Hitoshi Matsumoto sur le point de se transformer

Big Man Japan

Hitoshi Matsumoto en Big Man Japan

C’est le propre du cinéma de Matsumoto d’inventer à chaque film une forme cinématographique nouvelle et de l’expérimenter. Big Man Japan commence comme un documentaire, dans le style cinéma vérité, qui suit la morne existence d’un pauvre hère en voie de clochardisation. L’homme répond timidement aux questions du caméraman sur sa vie, son divorce et ses problèmes de voisinage lorsque son téléphone portable sonne. L’homme déclare qu’il doit immédiatement se rendre à son travail et invite l’équipe de reportage à le suivre. Nous atterrissons dans un hangar où l’homme, attendu par une équipe de scientifiques et de militaires, se transforme sous l’effet d’une puissante décharge électrique en super héros géant (le « Dai-Nihonjin » du titre, littéralement « Le Grand Japonais »), surhomme national chargé de défendre le pays des attaques répétées de monstres extraterrestres, tous plus grotesques les uns que les autres. Ses échecs et gaffes à répétition vont remettre en question son statut de sauveur et en faire au contraire un super héros impopulaire, sorte de honte nationale, et l’enfoncer dans sa dépression chronique. Le film devient alors une parodie désopilante des « Kaiju Eiga », les films de grands monstres popularisés par la série des « Godzilla » et autres « Rodan » ou « Gamera » des années 50 à nos jours, et reposant sur le cauchemar nucléaire d’Hiroshima et ses multiples traumatismes écologiques et psychologiques. Big Man Japan, découpé en plusieurs chapitres, alterne ensuite les mésaventures du Grand Japonais dans sa vie quotidienne et ses duels avec des créatures destructrices aux formes absurdes, qui troublent l’ordre et semant la panique par leurs comportements violents ou libidineux. Le film devient aussi une satire de la célébrité médiatique et du nationalisme japonais, lorsqu’un des monstres débarque tout droit de la Corée du Nord avec des intentions belliqueuses.

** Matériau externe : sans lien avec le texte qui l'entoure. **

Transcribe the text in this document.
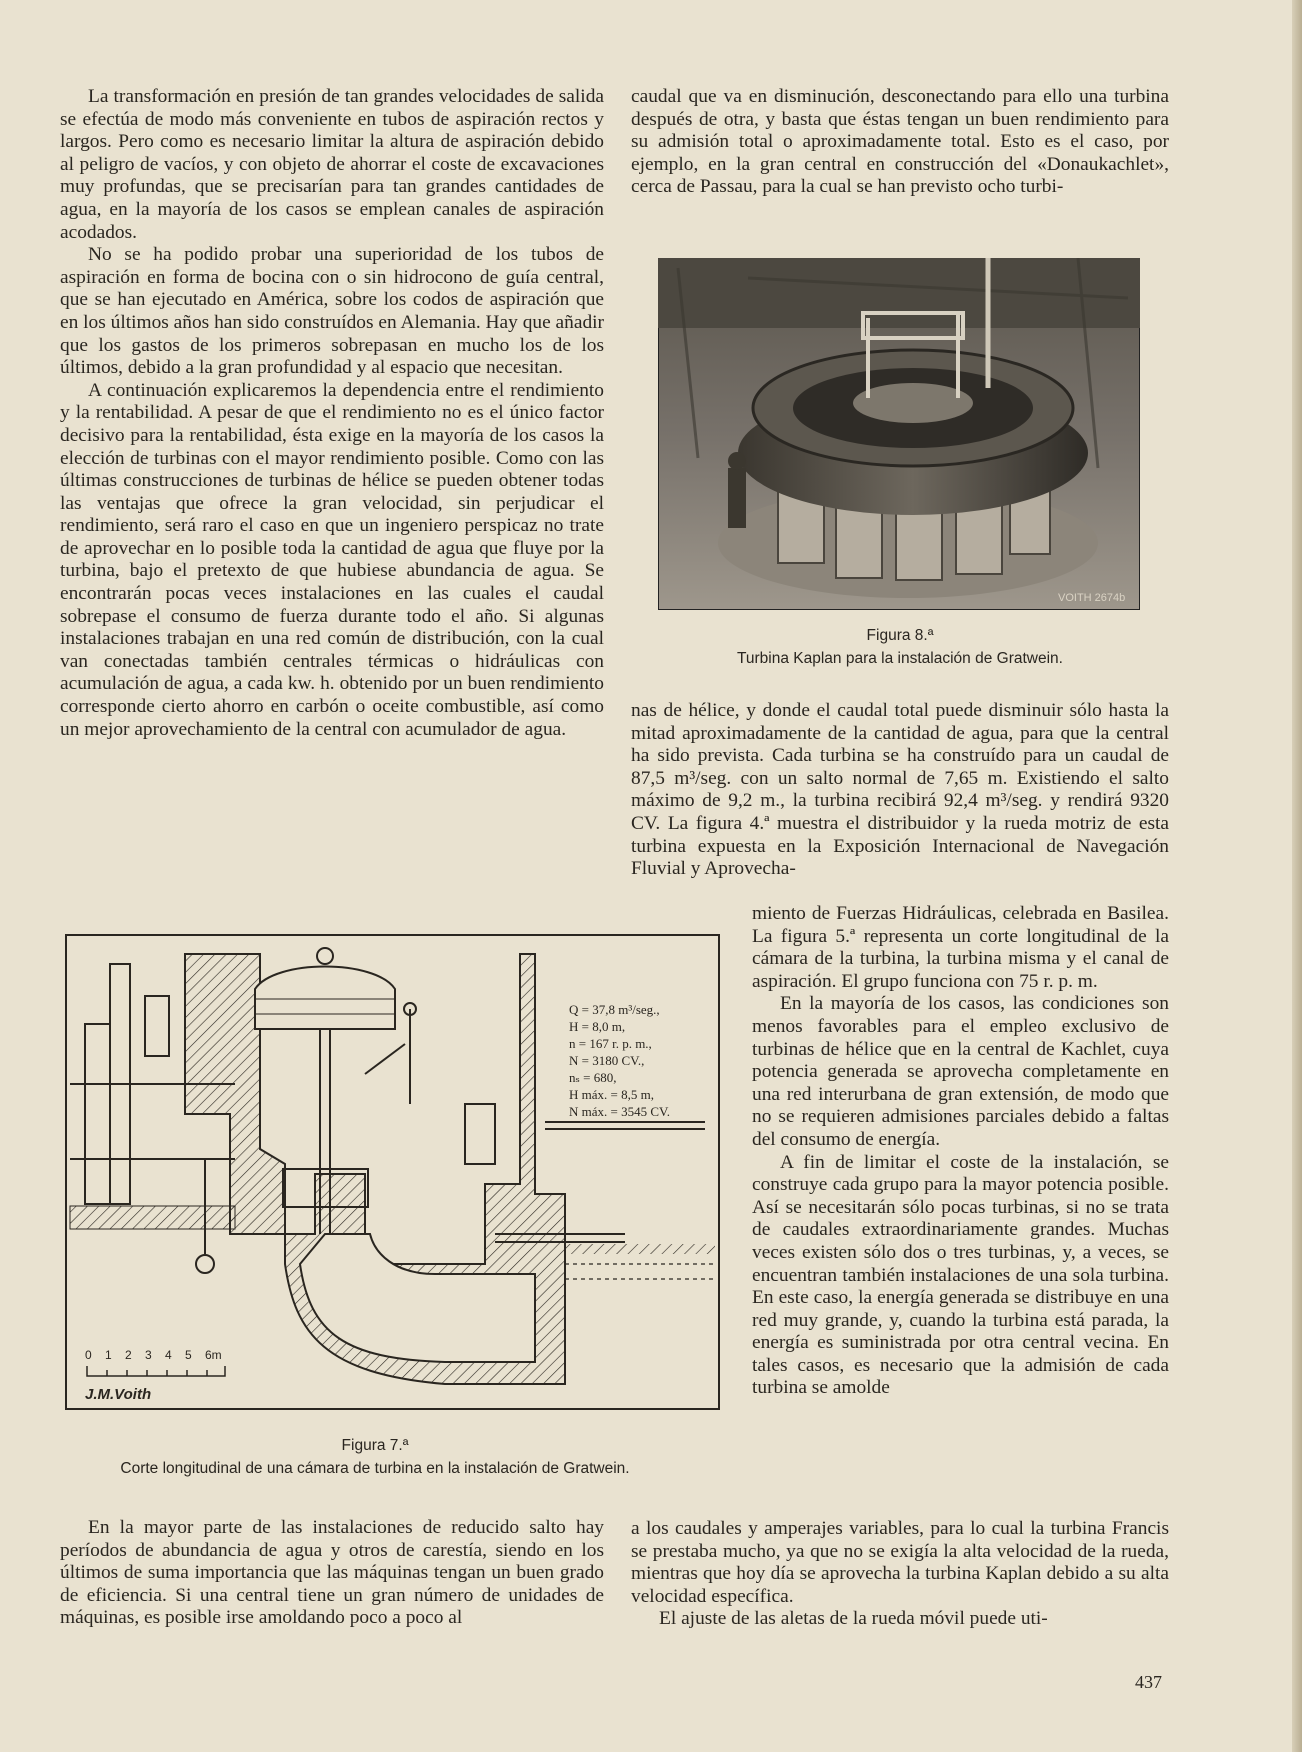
La transformación en presión de tan grandes velocidades de salida se efectúa de modo más conveniente en tubos de aspiración rectos y largos. Pero como es necesario limitar la altura de aspiración debido al peligro de vacíos, y con objeto de ahorrar el coste de excavaciones muy profundas, que se precisarían para tan grandes cantidades de agua, en la mayoría de los casos se emplean canales de aspiración acodados.

No se ha podido probar una superioridad de los tubos de aspiración en forma de bocina con o sin hidrocono de guía central, que se han ejecutado en América, sobre los codos de aspiración que en los últimos años han sido construídos en Alemania. Hay que añadir que los gastos de los primeros sobrepasan en mucho los de los últimos, debido a la gran profundidad y al espacio que necesitan.

A continuación explicaremos la dependencia entre el rendimiento y la rentabilidad. A pesar de que el rendimiento no es el único factor decisivo para la rentabilidad, ésta exige en la mayoría de los casos la elección de turbinas con el mayor rendimiento posible. Como con las últimas construcciones de turbinas de hélice se pueden obtener todas las ventajas que ofrece la gran velocidad, sin perjudicar el rendimiento, será raro el caso en que un ingeniero perspicaz no trate de aprovechar en lo posible toda la cantidad de agua que fluye por la turbina, bajo el pretexto de que hubiese abundancia de agua. Se encontrarán pocas veces instalaciones en las cuales el caudal sobrepase el consumo de fuerza durante todo el año. Si algunas instalaciones trabajan en una red común de distribución, con la cual van conectadas también centrales térmicas o hidráulicas con acumulación de agua, a cada kw. h. obtenido por un buen rendimiento corresponde cierto ahorro en carbón o oceite combustible, así como un mejor aprovechamiento de la central con acumulador de agua.

caudal que va en disminución, desconectando para ello una turbina después de otra, y basta que éstas tengan un buen rendimiento para su admisión total o aproximadamente total. Esto es el caso, por ejemplo, en la gran central en construcción del «Donaukachlet», cerca de Passau, para la cual se han previsto ocho turbi-

VOITH 2674b
Figura 8.ª
Turbina Kaplan para la instalación de Gratwein.

nas de hélice, y donde el caudal total puede disminuir sólo hasta la mitad aproximadamente de la cantidad de agua, para que la central ha sido prevista. Cada turbina se ha construído para un caudal de 87,5 m³/seg. con un salto normal de 7,65 m. Existiendo el salto máximo de 9,2 m., la turbina recibirá 92,4 m³/seg. y rendirá 9320 CV. La figura 4.ª muestra el distribuidor y la rueda motriz de esta turbina expuesta en la Exposición Internacional de Navegación Fluvial y Aprovecha-

miento de Fuerzas Hidráulicas, celebrada en Basilea. La figura 5.ª representa un corte longitudinal de la cámara de la turbina, la turbina misma y el canal de aspiración. El grupo funciona con 75 r. p. m.

En la mayoría de los casos, las condiciones son menos favorables para el empleo exclusivo de turbinas de hélice que en la central de Kachlet, cuya potencia generada se aprovecha completamente en una red interurbana de gran extensión, de modo que no se requieren admisiones parciales debido a faltas del consumo de energía.

A fin de limitar el coste de la instalación, se construye cada grupo para la mayor potencia posible. Así se necesitarán sólo pocas turbinas, si no se trata de caudales extraordinariamente grandes. Muchas veces existen sólo dos o tres turbinas, y, a veces, se encuentran también instalaciones de una sola turbina. En este caso, la energía generada se distribuye en una red muy grande, y, cuando la turbina está parada, la energía es suministrada por otra central vecina. En tales casos, es necesario que la admisión de cada turbina se amolde

Q = 37,8 m³/seg.,
H = 8,0 m,
n = 167 r. p. m.,
N = 3180 CV.,
nₛ = 680,
H máx. = 8,5 m,
N máx. = 3545 CV.
0 1 2 3 4 5 6m
J.M.Voith
Figura 7.ª
Corte longitudinal de una cámara de turbina en la instalación de Gratwein.

En la mayor parte de las instalaciones de reducido salto hay períodos de abundancia de agua y otros de carestía, siendo en los últimos de suma importancia que las máquinas tengan un buen grado de eficiencia. Si una central tiene un gran número de unidades de máquinas, es posible irse amoldando poco a poco al

a los caudales y amperajes variables, para lo cual la turbina Francis se prestaba mucho, ya que no se exigía la alta velocidad de la rueda, mientras que hoy día se aprovecha la turbina Kaplan debido a su alta velocidad específica.

El ajuste de las aletas de la rueda móvil puede uti-

437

Hitoshi Matsumoto en pyjama dans Symbol

Hitoshi Matsumoto en pyjama dans Symbol

En 2009, Matsumoto signe son deuxième long métrage Symbol (Shinboru) qui invente une forme de film concept encore plus radicale, qui emprunte une nouvelle fois aux jeux vidéo et à l’art surréaliste (narration par niveaux successifs, imaginaire poétique foisonnant). Cette fois-ci Matsumoto est la victime d’un dispositif piège, personnage anonyme en pyjama prisonnier d’une chambre blanche aux murs tapissés d’interrupteurs en forme de petits sexes masculins (!) Chaque pression sur un « interrupteur » va déclencher un gag, une apparition, un danger, une histoire devant un Matsumoto spectateur acteur de son propre film, passant d’une chambre à une autre dans l’espoir de trouver la porte de sortie. Totalement imprévisible, le film se conclut sur une image métaphysique, avec un écho à l’apocalypse, obsession du cinéaste qui dans Symbol s’est fait la tête du chef d’une secte religieuse japonaise ayant défrayé la chronique à cause d’attentats criminels. Tandis que Big Man Japan faisait l’apologie d’un cinéma impur, perméable à toutes les intrusions esthétiques et narratives, Symbol est un exemple rare de cinéma pur et de comédie expérimentale, un bloc conceptuel à la fois proche des audaces du cinéma burlesque muet et des installations intellectuelles de l’art contemporain.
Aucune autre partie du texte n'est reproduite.